En la calle, Rashid nombró varios edificios: ésta es la embajada americana, dijo; ése es el Ministerio de Asuntos Exteriores. Señaló los coches, dijo las marcas y dónde se fabricaban: Volga soviético, Chevrolet americano, Opel alemán.

– ¿Cuál te gusta más? -preguntó.

Ella vaciló, señaló un Volga y Rashid se echó a reír.

En Kabul había mucha más gente que en lo poco que había visto de Herat. Había menos árboles y menos garis tirados por caballos, y en cambio más coches, edificios más altos, más semáforos y más calles asfaltadas. Y por todas partes se oía el peculiar dialecto de la ciudad: «querida o querido» era yan en lugar de yo, «hermana» era hamshira en lugar de hamshiré, y así con todo.

Rashid compró un helado a un vendedor ambulante.

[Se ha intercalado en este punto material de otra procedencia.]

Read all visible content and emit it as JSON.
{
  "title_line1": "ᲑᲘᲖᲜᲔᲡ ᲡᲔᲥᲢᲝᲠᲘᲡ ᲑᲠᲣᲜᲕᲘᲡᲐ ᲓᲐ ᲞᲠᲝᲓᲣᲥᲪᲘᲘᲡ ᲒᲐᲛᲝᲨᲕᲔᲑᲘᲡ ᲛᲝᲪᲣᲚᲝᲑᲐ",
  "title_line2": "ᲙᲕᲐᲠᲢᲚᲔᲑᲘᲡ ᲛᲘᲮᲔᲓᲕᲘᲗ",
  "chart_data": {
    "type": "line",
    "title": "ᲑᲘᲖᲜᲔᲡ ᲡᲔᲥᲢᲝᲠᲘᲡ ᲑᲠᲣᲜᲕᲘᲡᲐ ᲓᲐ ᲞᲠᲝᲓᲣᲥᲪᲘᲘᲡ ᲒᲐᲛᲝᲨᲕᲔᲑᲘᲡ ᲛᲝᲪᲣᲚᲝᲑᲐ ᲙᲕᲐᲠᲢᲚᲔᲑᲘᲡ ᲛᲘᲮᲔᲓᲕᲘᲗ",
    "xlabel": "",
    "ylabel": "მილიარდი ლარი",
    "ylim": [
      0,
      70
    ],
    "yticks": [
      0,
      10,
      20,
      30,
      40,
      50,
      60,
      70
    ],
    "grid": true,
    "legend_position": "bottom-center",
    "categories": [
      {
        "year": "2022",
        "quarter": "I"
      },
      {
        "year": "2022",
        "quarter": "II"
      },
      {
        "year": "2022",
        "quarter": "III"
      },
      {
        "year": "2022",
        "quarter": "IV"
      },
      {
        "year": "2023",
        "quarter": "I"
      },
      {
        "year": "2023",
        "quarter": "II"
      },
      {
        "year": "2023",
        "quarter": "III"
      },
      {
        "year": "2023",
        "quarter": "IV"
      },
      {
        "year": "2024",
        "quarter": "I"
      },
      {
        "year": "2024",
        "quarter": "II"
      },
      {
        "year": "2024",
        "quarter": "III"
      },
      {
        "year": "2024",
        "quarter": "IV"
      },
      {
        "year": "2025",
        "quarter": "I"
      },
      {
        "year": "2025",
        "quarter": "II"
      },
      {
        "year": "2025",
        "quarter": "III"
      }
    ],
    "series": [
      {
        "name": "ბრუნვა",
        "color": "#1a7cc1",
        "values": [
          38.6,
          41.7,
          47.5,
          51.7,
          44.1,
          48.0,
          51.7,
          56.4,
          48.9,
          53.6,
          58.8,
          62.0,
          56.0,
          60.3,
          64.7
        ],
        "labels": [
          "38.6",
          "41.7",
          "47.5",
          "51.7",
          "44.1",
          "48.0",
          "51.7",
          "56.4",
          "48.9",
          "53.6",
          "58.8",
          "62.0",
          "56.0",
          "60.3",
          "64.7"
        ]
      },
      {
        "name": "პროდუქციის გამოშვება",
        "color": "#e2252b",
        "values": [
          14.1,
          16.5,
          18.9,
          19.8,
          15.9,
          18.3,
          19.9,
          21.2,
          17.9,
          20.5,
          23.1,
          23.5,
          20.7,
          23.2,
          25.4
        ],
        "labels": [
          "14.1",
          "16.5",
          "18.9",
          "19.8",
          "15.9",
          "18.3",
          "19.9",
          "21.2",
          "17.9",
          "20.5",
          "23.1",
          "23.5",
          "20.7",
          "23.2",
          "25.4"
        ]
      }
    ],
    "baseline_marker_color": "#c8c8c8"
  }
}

Era la primera vez que Mariam comía helado y nunca había imaginado que el paladar pudiera disfrutar de tales sensaciones. Devoró la tarrina entera con los pistachos triturados que cubrían el helado, y los diminutos fideos de arroz del fondo. Le maravilló su cautivadora textura y el dulce sabor que dejaban sus lengüetazos.

Llegaron a un lugar llamado Koché Morga, la calle del Pollo. Se trataba de un bazar angosto y atestado en un barrio que, según Rashid, era uno de los más prósperos de Kabul.

– Aquí es donde viven los diplomáticos extranjeros, los más ricos hombres de negocios, los miembros de la familia real… esa clase de gente. No los que son como tú y yo.

– No veo ningún pollo -observó Mariam.

– De eso no vas a encontrar en la calle del Pollo -dijo él, y rió.

Había tiendas a ambos lados de la calle y pequeños puestos que vendían sombreros de borreguillo y chapans multicolores. Rashid se detuvo delante de una tienda para admirar una daga de plata grabada, y luego en otra para examinar un viejo rifle que, según le aseguró el vendedor, era una reliquia de la primera guerra contra los británicos.

– Sí, hombre, y yo soy Moshe Dayan -musitó Rashid. Esbozó una sonrisa y a Mariam le pareció que la sonrisa era sólo para ella. Una sonrisa privada, que sólo compartían los esposos.

Pasaron por delante de tiendas de alfombras, de artesanía, de repostería, de flores, y establecimientos donde vendían trajes para hombres y vestidos para mujeres, y en ellas, tras las cortinas de encaje, Mariam vio a chicas jóvenes cosiendo botones y planchando cuellos. De vez en cuando, Rashid saludaba a algún tendero conocido suyo, a veces en farsi, otras en pastún. Mientras se estrechaban la mano y se besaban en la mejilla, Mariam permanecía a unos pasos de distancia. Rashid no la llamó a su lado, no la presentó a nadie.

Le pidió que aguardara a la puerta de una tienda de bordados.

– Conozco al dueño -dijo-. Sólo entraré un minuto para dar el salam.

Mariam esperó fuera, en la atestada acera. Observó los coches que recorrían lentamente la calle del Pollo, avanzando entre la multitud de vendedores ambulantes y transeúntes, y tocando la bocina para que se apartaran los niños y los burros que no se movían. Observó a los mercaderes que ocupaban sus pequeños puestos con aire aburrido, fumando o lanzando escupitajos en escupideras de latón. Sus rostros emergían de las sombras de vez en cuando para ofrecer a los transeúntes telas y abrigos pustin con cuello de piel.